Zuykov & Partners - Russia
There are two concepts by which the start date of a trademark’s legally protected status is determined – first to file and first to use. Russia uses the first-to-file system. In this, as the name suggests, legal protection begins at the point of filing.
In accordance with Article 1494 of the Civil Code of the Russian Federation, trademark rights shall be awarded according to the date that the application was submitted to the Federal Executive Authority on Intellectual Property. The priority of the trademark - according to a divisional application (Article 1502(2) of the code) - shall be established according to the date that the original application was filed, and provided that there is a right to an earlier priority according to the original application (according to the date of this priority).
By contrast, common-law countries adhere to first-to-use principles, according to which, the right to the trademark emerges after designation is first used in such a way that meets protectability conditions. For example, in Canada or the United States, marks are assigned legal protection based on when they were first used.
However, despite the enshrinement of the principle of first-to-file in the code, some of its norms – as well as general enforcement practice – are more in keeping with a first-to-use approach.

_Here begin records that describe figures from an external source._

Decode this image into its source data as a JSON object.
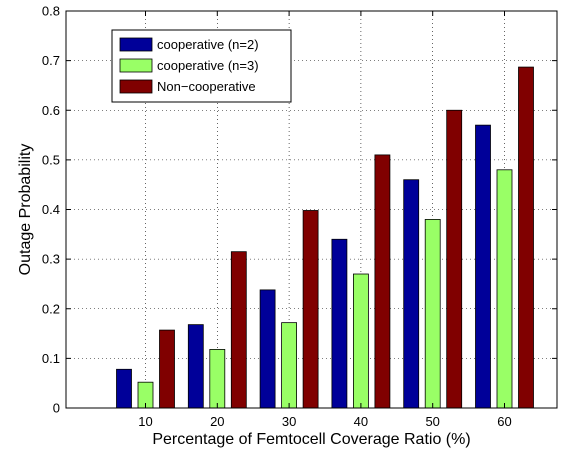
{
  "chart_data": {
    "type": "bar",
    "xlabel": "Percentage of Femtocell Coverage Ratio (%)",
    "ylabel": "Outage Probability",
    "categories": [
      "10",
      "20",
      "30",
      "40",
      "50",
      "60"
    ],
    "ylim": [
      0,
      0.8
    ],
    "yticks": [
      "0",
      "0.1",
      "0.2",
      "0.3",
      "0.4",
      "0.5",
      "0.6",
      "0.7",
      "0.8"
    ],
    "grid": true,
    "legend_position": "top-left",
    "series": [
      {
        "name": "cooperative (n=2)",
        "color": "#000099",
        "values": [
          0.078,
          0.168,
          0.238,
          0.34,
          0.46,
          0.57
        ]
      },
      {
        "name": "cooperative (n=3)",
        "color": "#99ff66",
        "values": [
          0.052,
          0.118,
          0.172,
          0.27,
          0.38,
          0.48
        ]
      },
      {
        "name": "Non−cooperative",
        "color": "#800000",
        "values": [
          0.157,
          0.315,
          0.398,
          0.51,
          0.6,
          0.687
        ]
      }
    ]
  }
}
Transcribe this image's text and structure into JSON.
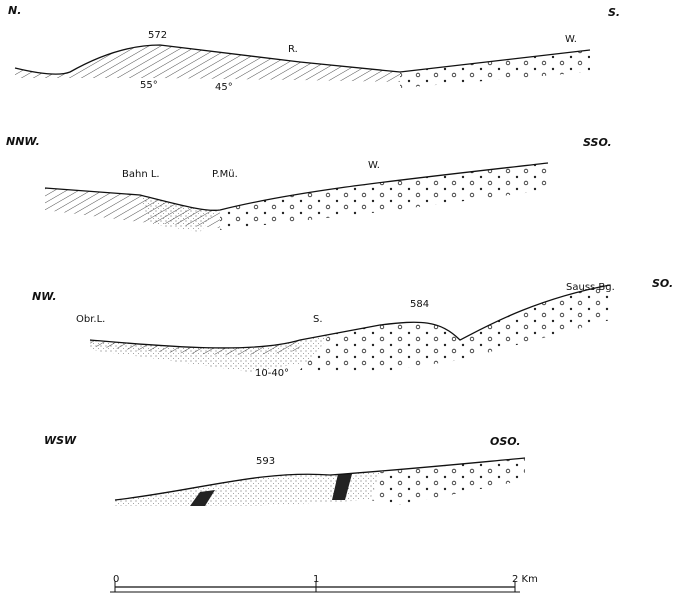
{
  "profiles": [
    {
      "left": "N.",
      "right": "S.",
      "labels": [
        "572",
        "R.",
        "W.",
        "55°",
        "45°"
      ]
    },
    {
      "left": "NNW.",
      "right": "SSO.",
      "labels": [
        "Bahn L.",
        "P.Mü.",
        "W."
      ]
    },
    {
      "left": "NW.",
      "right": "SO.",
      "labels": [
        "Obr.L.",
        "S.",
        "584",
        "Sauss Bg.",
        "10-40°"
      ]
    },
    {
      "left": "WSW",
      "right": "OSO.",
      "labels": [
        "593"
      ]
    }
  ],
  "scale": {
    "ticks": [
      "0",
      "1",
      "2 Km"
    ]
  }
}
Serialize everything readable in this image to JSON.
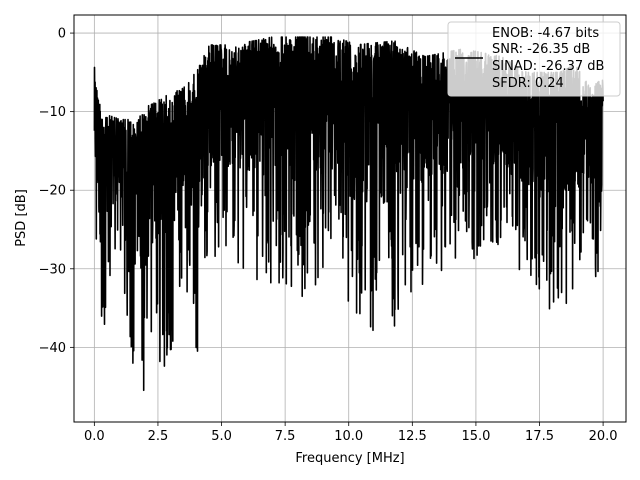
{
  "chart_data": {
    "type": "line",
    "title": "",
    "xlabel": "Frequency [MHz]",
    "ylabel": "PSD [dB]",
    "xlim": [
      -0.8,
      20.9
    ],
    "ylim": [
      -49.5,
      2.3
    ],
    "x_ticks": [
      0.0,
      2.5,
      5.0,
      7.5,
      10.0,
      12.5,
      15.0,
      17.5,
      20.0
    ],
    "x_tick_labels": [
      "0.0",
      "2.5",
      "5.0",
      "7.5",
      "10.0",
      "12.5",
      "15.0",
      "17.5",
      "20.0"
    ],
    "y_ticks": [
      0,
      -10,
      -20,
      -30,
      -40
    ],
    "y_tick_labels": [
      "0",
      "−10",
      "−20",
      "−30",
      "−40"
    ],
    "grid": true,
    "legend_placement": "top-right",
    "series": [
      {
        "color": "#000000",
        "x_range": [
          0,
          20
        ],
        "envelope": [
          {
            "x": 0.0,
            "hi": -4.2,
            "lo": -26
          },
          {
            "x": 0.3,
            "hi": -11,
            "lo": -43.5
          },
          {
            "x": 0.6,
            "hi": -10.5,
            "lo": -32
          },
          {
            "x": 1.0,
            "hi": -11,
            "lo": -29
          },
          {
            "x": 1.4,
            "hi": -11,
            "lo": -40.5
          },
          {
            "x": 1.6,
            "hi": -12,
            "lo": -44
          },
          {
            "x": 1.95,
            "hi": -9.5,
            "lo": -47.5
          },
          {
            "x": 2.3,
            "hi": -9,
            "lo": -40.5
          },
          {
            "x": 2.8,
            "hi": -8,
            "lo": -46
          },
          {
            "x": 3.5,
            "hi": -7,
            "lo": -30
          },
          {
            "x": 4.1,
            "hi": -4.5,
            "lo": -43.5
          },
          {
            "x": 4.4,
            "hi": -1.5,
            "lo": -29
          },
          {
            "x": 5.5,
            "hi": -1.5,
            "lo": -29
          },
          {
            "x": 7.0,
            "hi": -0.5,
            "lo": -33
          },
          {
            "x": 8.0,
            "hi": -0.5,
            "lo": -34
          },
          {
            "x": 9.5,
            "hi": -0.5,
            "lo": -30
          },
          {
            "x": 10.3,
            "hi": -1.5,
            "lo": -39.5
          },
          {
            "x": 11.8,
            "hi": -1,
            "lo": -37.5
          },
          {
            "x": 13.0,
            "hi": -3,
            "lo": -32
          },
          {
            "x": 14.5,
            "hi": -2,
            "lo": -29
          },
          {
            "x": 16.0,
            "hi": -3,
            "lo": -28
          },
          {
            "x": 17.0,
            "hi": -5,
            "lo": -31
          },
          {
            "x": 18.3,
            "hi": -5,
            "lo": -37
          },
          {
            "x": 18.9,
            "hi": -4,
            "lo": -32
          },
          {
            "x": 19.5,
            "hi": -7,
            "lo": -29
          },
          {
            "x": 19.9,
            "hi": -6,
            "lo": -35.5
          },
          {
            "x": 20.0,
            "hi": -6,
            "lo": -26
          }
        ]
      }
    ],
    "legend_lines": [
      "ENOB: -4.67 bits",
      "SNR: -26.35 dB",
      "SINAD: -26.37 dB",
      "SFDR: 0.24"
    ]
  }
}
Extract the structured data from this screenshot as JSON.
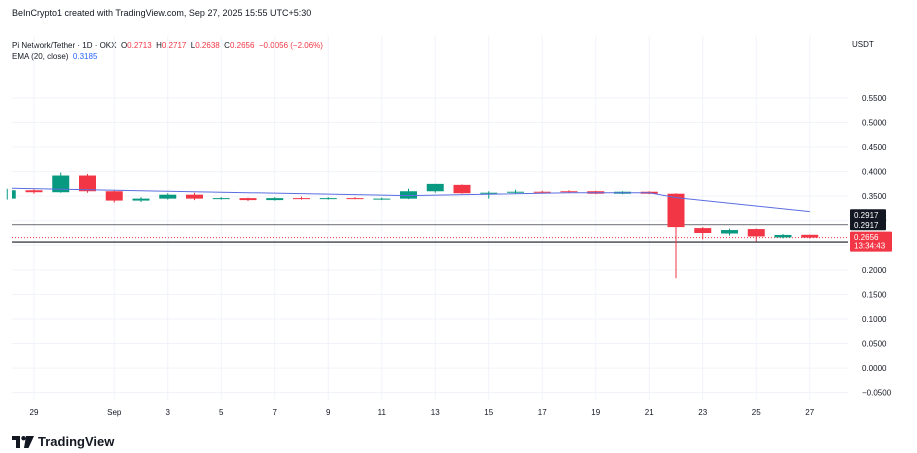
{
  "header": {
    "credit": "BeInCrypto1 created with TradingView.com, Sep 27, 2025 15:55 UTC+5:30"
  },
  "legend": {
    "symbol": "Pi Network/Tether · 1D · OKX",
    "o_label": "O",
    "o_value": "0.2713",
    "h_label": "H",
    "h_value": "0.2717",
    "l_label": "L",
    "l_value": "0.2638",
    "c_label": "C",
    "c_value": "0.2656",
    "change": "−0.0056 (−2.06%)",
    "ema_label": "EMA (20, close)",
    "ema_value": "0.3185"
  },
  "currency": "USDT",
  "brand": {
    "name": "TradingView"
  },
  "colors": {
    "up": "#089981",
    "down": "#f23645",
    "ema": "#5b6ee1",
    "grid": "#f0f3fa",
    "level": "#131722",
    "price_line": "#f23645"
  },
  "chart_data": {
    "type": "candlestick",
    "y_ticks": [
      "0.5500",
      "0.5000",
      "0.4500",
      "0.4000",
      "0.3500",
      "0.3000",
      "0.2500",
      "0.2000",
      "0.1500",
      "0.1000",
      "0.0500",
      "0.0000",
      "−0.0500"
    ],
    "y_tick_values": [
      0.55,
      0.5,
      0.45,
      0.4,
      0.35,
      0.3,
      0.25,
      0.2,
      0.15,
      0.1,
      0.05,
      0.0,
      -0.05
    ],
    "ylim": [
      -0.065,
      0.615
    ],
    "x_ticks": [
      {
        "label": "29",
        "day": 0
      },
      {
        "label": "Sep",
        "day": 3
      },
      {
        "label": "3",
        "day": 5
      },
      {
        "label": "5",
        "day": 7
      },
      {
        "label": "7",
        "day": 9
      },
      {
        "label": "9",
        "day": 11
      },
      {
        "label": "11",
        "day": 13
      },
      {
        "label": "13",
        "day": 15
      },
      {
        "label": "15",
        "day": 17
      },
      {
        "label": "17",
        "day": 19
      },
      {
        "label": "19",
        "day": 21
      },
      {
        "label": "21",
        "day": 23
      },
      {
        "label": "23",
        "day": 25
      },
      {
        "label": "25",
        "day": 27
      },
      {
        "label": "27",
        "day": 29
      }
    ],
    "candles": [
      {
        "d": -1,
        "o": 0.345,
        "h": 0.365,
        "l": 0.343,
        "c": 0.362
      },
      {
        "d": 0,
        "o": 0.362,
        "h": 0.364,
        "l": 0.355,
        "c": 0.358
      },
      {
        "d": 1,
        "o": 0.358,
        "h": 0.398,
        "l": 0.357,
        "c": 0.392
      },
      {
        "d": 2,
        "o": 0.392,
        "h": 0.395,
        "l": 0.357,
        "c": 0.36
      },
      {
        "d": 3,
        "o": 0.36,
        "h": 0.362,
        "l": 0.337,
        "c": 0.341
      },
      {
        "d": 4,
        "o": 0.341,
        "h": 0.348,
        "l": 0.338,
        "c": 0.345
      },
      {
        "d": 5,
        "o": 0.345,
        "h": 0.356,
        "l": 0.343,
        "c": 0.353
      },
      {
        "d": 6,
        "o": 0.353,
        "h": 0.357,
        "l": 0.342,
        "c": 0.345
      },
      {
        "d": 7,
        "o": 0.345,
        "h": 0.348,
        "l": 0.343,
        "c": 0.346
      },
      {
        "d": 8,
        "o": 0.346,
        "h": 0.347,
        "l": 0.34,
        "c": 0.342
      },
      {
        "d": 9,
        "o": 0.342,
        "h": 0.348,
        "l": 0.341,
        "c": 0.346
      },
      {
        "d": 10,
        "o": 0.346,
        "h": 0.349,
        "l": 0.343,
        "c": 0.345
      },
      {
        "d": 11,
        "o": 0.345,
        "h": 0.348,
        "l": 0.343,
        "c": 0.346
      },
      {
        "d": 12,
        "o": 0.346,
        "h": 0.348,
        "l": 0.344,
        "c": 0.344
      },
      {
        "d": 13,
        "o": 0.344,
        "h": 0.347,
        "l": 0.342,
        "c": 0.345
      },
      {
        "d": 14,
        "o": 0.345,
        "h": 0.365,
        "l": 0.344,
        "c": 0.36
      },
      {
        "d": 15,
        "o": 0.36,
        "h": 0.375,
        "l": 0.357,
        "c": 0.375
      },
      {
        "d": 16,
        "o": 0.373,
        "h": 0.374,
        "l": 0.355,
        "c": 0.356
      },
      {
        "d": 17,
        "o": 0.356,
        "h": 0.36,
        "l": 0.345,
        "c": 0.357
      },
      {
        "d": 18,
        "o": 0.357,
        "h": 0.363,
        "l": 0.355,
        "c": 0.359
      },
      {
        "d": 19,
        "o": 0.359,
        "h": 0.361,
        "l": 0.356,
        "c": 0.358
      },
      {
        "d": 20,
        "o": 0.36,
        "h": 0.362,
        "l": 0.356,
        "c": 0.359
      },
      {
        "d": 21,
        "o": 0.36,
        "h": 0.361,
        "l": 0.354,
        "c": 0.355
      },
      {
        "d": 22,
        "o": 0.355,
        "h": 0.36,
        "l": 0.354,
        "c": 0.359
      },
      {
        "d": 23,
        "o": 0.359,
        "h": 0.36,
        "l": 0.354,
        "c": 0.355
      },
      {
        "d": 24,
        "o": 0.355,
        "h": 0.356,
        "l": 0.183,
        "c": 0.287
      },
      {
        "d": 25,
        "o": 0.285,
        "h": 0.287,
        "l": 0.262,
        "c": 0.275
      },
      {
        "d": 26,
        "o": 0.274,
        "h": 0.284,
        "l": 0.27,
        "c": 0.281
      },
      {
        "d": 27,
        "o": 0.283,
        "h": 0.284,
        "l": 0.258,
        "c": 0.268
      },
      {
        "d": 28,
        "o": 0.266,
        "h": 0.273,
        "l": 0.264,
        "c": 0.271
      },
      {
        "d": 29,
        "o": 0.2713,
        "h": 0.2717,
        "l": 0.2638,
        "c": 0.2656
      }
    ],
    "ema": [
      {
        "d": -1,
        "v": 0.366
      },
      {
        "d": 14,
        "v": 0.351
      },
      {
        "d": 20,
        "v": 0.357
      },
      {
        "d": 23,
        "v": 0.357
      },
      {
        "d": 24,
        "v": 0.347
      },
      {
        "d": 29,
        "v": 0.3185
      }
    ],
    "levels": [
      {
        "value": 0.2917,
        "label": "0.2917"
      },
      {
        "value": 0.2565,
        "label": "0.2565"
      }
    ],
    "level_badges": [
      {
        "value": 0.2917,
        "label": "0.2917",
        "offset": -10
      },
      {
        "value": 0.2917,
        "label": "0.2917",
        "offset": 0
      },
      {
        "value": 0.2565,
        "label": "0.2565",
        "offset": 0
      }
    ],
    "last_price": {
      "value": 0.2656,
      "label": "0.2656",
      "countdown": "13:34:43"
    }
  }
}
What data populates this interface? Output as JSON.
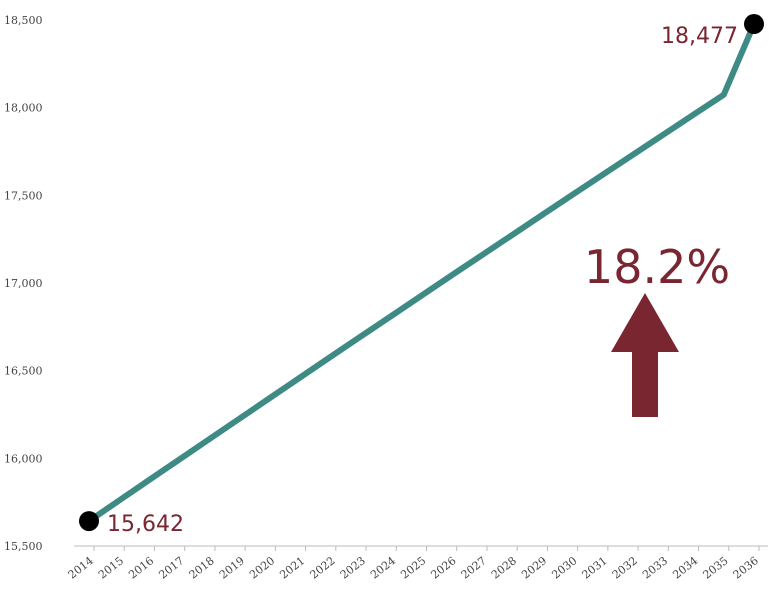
{
  "chart_data": {
    "type": "line",
    "x": [
      "2014",
      "2015",
      "2016",
      "2017",
      "2018",
      "2019",
      "2020",
      "2021",
      "2022",
      "2023",
      "2024",
      "2025",
      "2026",
      "2027",
      "2028",
      "2029",
      "2030",
      "2031",
      "2032",
      "2033",
      "2034",
      "2035",
      "2036"
    ],
    "series": [
      {
        "values": [
          15642,
          15760,
          15878,
          15995,
          16112,
          16229,
          16346,
          16463,
          16580,
          16696,
          16812,
          16928,
          17044,
          17159,
          17274,
          17389,
          17504,
          17618,
          17732,
          17846,
          17960,
          18074,
          18477
        ]
      }
    ],
    "yticks": [
      "15,500",
      "16,000",
      "16,500",
      "17,000",
      "17,500",
      "18,000",
      "18,500"
    ],
    "ytick_values": [
      15500,
      16000,
      16500,
      17000,
      17500,
      18000,
      18500
    ],
    "ylim": [
      15500,
      18500
    ],
    "grid": false,
    "annotations": {
      "start_label": "15,642",
      "end_label": "18,477",
      "change_label": "18.2%",
      "change_direction": "up"
    },
    "colors": {
      "line": "#3e8a84",
      "marker": "#000000",
      "label": "#7a2630",
      "arrow": "#7a2630",
      "axis": "#bbbbbb"
    }
  }
}
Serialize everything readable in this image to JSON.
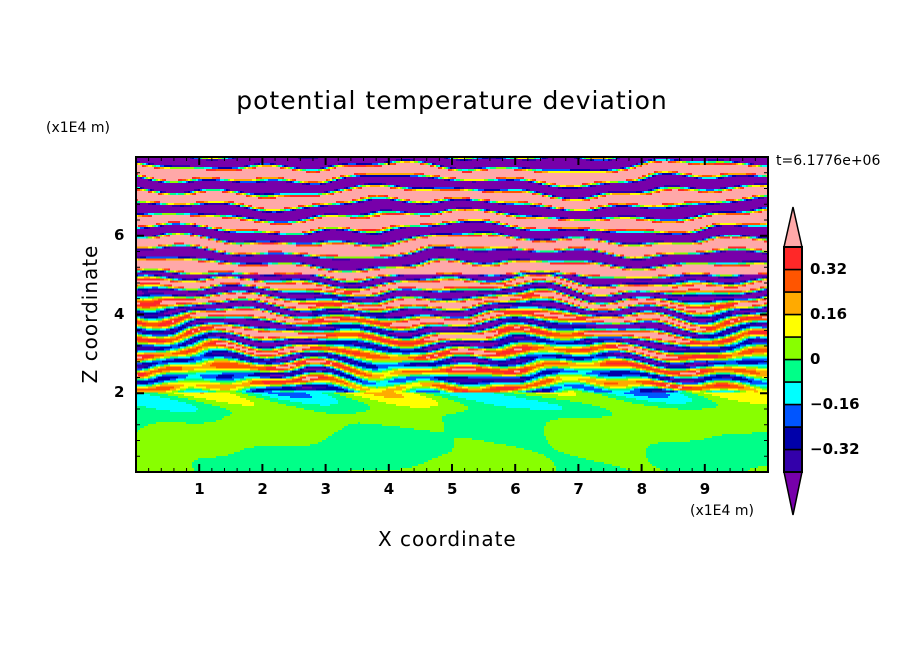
{
  "chart_data": {
    "type": "heatmap",
    "subtype": "filled-contour",
    "title": "potential temperature deviation",
    "xlabel": "X coordinate",
    "ylabel": "Z coordinate",
    "x_unit": "(x1E4 m)",
    "z_unit": "(x1E4 m)",
    "time_label": "t=6.1776e+06",
    "xlim": [
      0,
      10
    ],
    "ylim": [
      0,
      8
    ],
    "x_ticks": [
      "1",
      "2",
      "3",
      "4",
      "5",
      "6",
      "7",
      "8",
      "9"
    ],
    "y_ticks": [
      "2",
      "4",
      "6"
    ],
    "colorbar": {
      "levels": [
        -0.4,
        -0.32,
        -0.24,
        -0.16,
        -0.08,
        0,
        0.08,
        0.16,
        0.24,
        0.32,
        0.4
      ],
      "labels": [
        "0.32",
        "0.16",
        "0",
        "−0.16",
        "−0.32"
      ],
      "label_values": [
        0.32,
        0.16,
        0,
        -0.16,
        -0.32
      ],
      "colors_bottom_to_top": [
        "#3300aa",
        "#0000aa",
        "#0055ff",
        "#00ffff",
        "#00ff88",
        "#88ff00",
        "#ffff00",
        "#ffaa00",
        "#ff5500",
        "#ff2828"
      ],
      "under_color": "#7700aa",
      "over_color": "#ffa8a8",
      "extend": "both"
    }
  }
}
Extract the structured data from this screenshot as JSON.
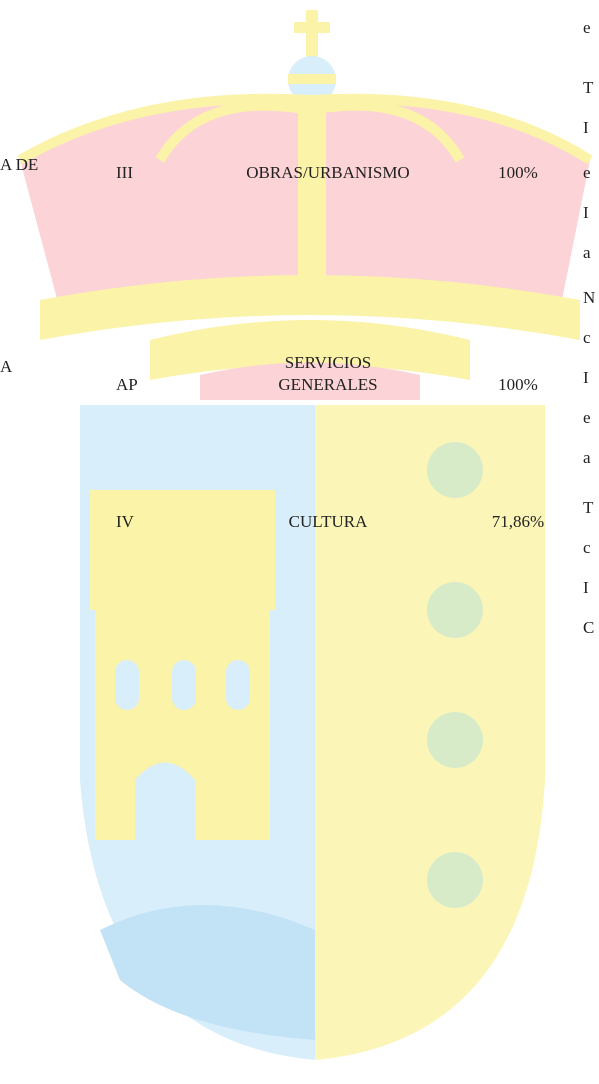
{
  "left_fragments": [
    "A DE",
    "A"
  ],
  "table": {
    "rows": [
      [
        "III",
        "OBRAS/URBANISMO",
        "100%"
      ],
      [
        "AP",
        "SERVICIOS GENERALES",
        "100%"
      ],
      [
        "IV",
        "CULTURA",
        "71,86%"
      ]
    ]
  },
  "right_fragments": [
    "e",
    "T",
    "I",
    "e",
    "I",
    "a",
    "N",
    "c",
    "I",
    "e",
    "a",
    "T",
    "c",
    "I",
    "C"
  ]
}
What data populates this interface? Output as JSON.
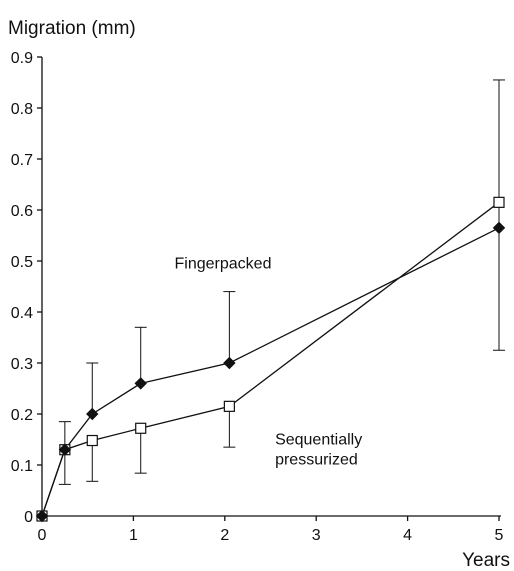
{
  "chart_data": {
    "type": "line",
    "ylabel": "Migration (mm)",
    "xlabel": "Years",
    "xlim": [
      0,
      5
    ],
    "ylim": [
      0,
      0.9
    ],
    "xticks": [
      0,
      1,
      2,
      3,
      4,
      5
    ],
    "xtick_labels": [
      "0",
      "1",
      "2",
      "3",
      "4",
      "5"
    ],
    "yticks": [
      0,
      0.1,
      0.2,
      0.3,
      0.4,
      0.5,
      0.6,
      0.7,
      0.8,
      0.9
    ],
    "ytick_labels": [
      "0",
      "0.1",
      "0.2",
      "0.3",
      "0.4",
      "0.5",
      "0.6",
      "0.7",
      "0.8",
      "0.9"
    ],
    "grid": false,
    "series": [
      {
        "name": "Fingerpacked",
        "marker": "filled-diamond",
        "color": "#111111",
        "x": [
          0,
          0.25,
          0.55,
          1.08,
          2.05,
          5.0
        ],
        "y": [
          0,
          0.13,
          0.2,
          0.26,
          0.3,
          0.565
        ],
        "err_up": [
          0,
          0,
          0.1,
          0.11,
          0.14,
          0
        ],
        "err_down": [
          0,
          0,
          0,
          0,
          0,
          0
        ]
      },
      {
        "name": "Sequentially pressurized",
        "marker": "open-square",
        "color": "#111111",
        "x": [
          0,
          0.25,
          0.55,
          1.08,
          2.05,
          5.0
        ],
        "y": [
          0,
          0.13,
          0.148,
          0.172,
          0.215,
          0.615
        ],
        "err_up": [
          0,
          0.055,
          0,
          0,
          0,
          0.24
        ],
        "err_down": [
          0,
          0.068,
          0.08,
          0.088,
          0.08,
          0.29
        ]
      }
    ],
    "annotations": [
      {
        "label_lines": [
          "Fingerpacked"
        ],
        "x": 1.45,
        "y": 0.485
      },
      {
        "label_lines": [
          "Sequentially",
          "pressurized"
        ],
        "x": 2.55,
        "y": 0.14
      }
    ]
  }
}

For example, according to Article 1483(3), a registration shall not be allowed in respect of designations being or containing elements that are false or capable of misleading a consumer with regard to a product or its manufacturer. This entails both preventing the registration of the relevant designations and invalidating any such registrations that have already been granted.
In accordance with Article 1512(2)(6), legal protection to a trademark may be challenged and invalidated, if the rights holder’s actions are an abuse of the right or qualify as unfair competition.
Articles 14.2, 14.4, 14.6 of the Law on Defence of Competition also provide, directly or indirectly, opportunities to restrict rights holders in connection with potentially confusing marks (including those that have emerged earlier than the priority date of the trademark at issue), since they contain grounds for establishing unfair competition, such as misleading, creating confusion, the unfair registration itself and the use of the mark.
In addition, Russian law enforcement practice also allows third parties to identify factors that are likely to restrict their opportunities. Such factors include additional individualising properties that emerge in relation to a particular designation as a result of its mass application in business activities and often due to the efforts of various (and sometimes numerous) manufacturers. Restricting this benefit to a single rights holder would be manifestly unfair
A prohibition on this practice can be seen as a mediated implementation of the Anglo-Saxon principle of first-to-use.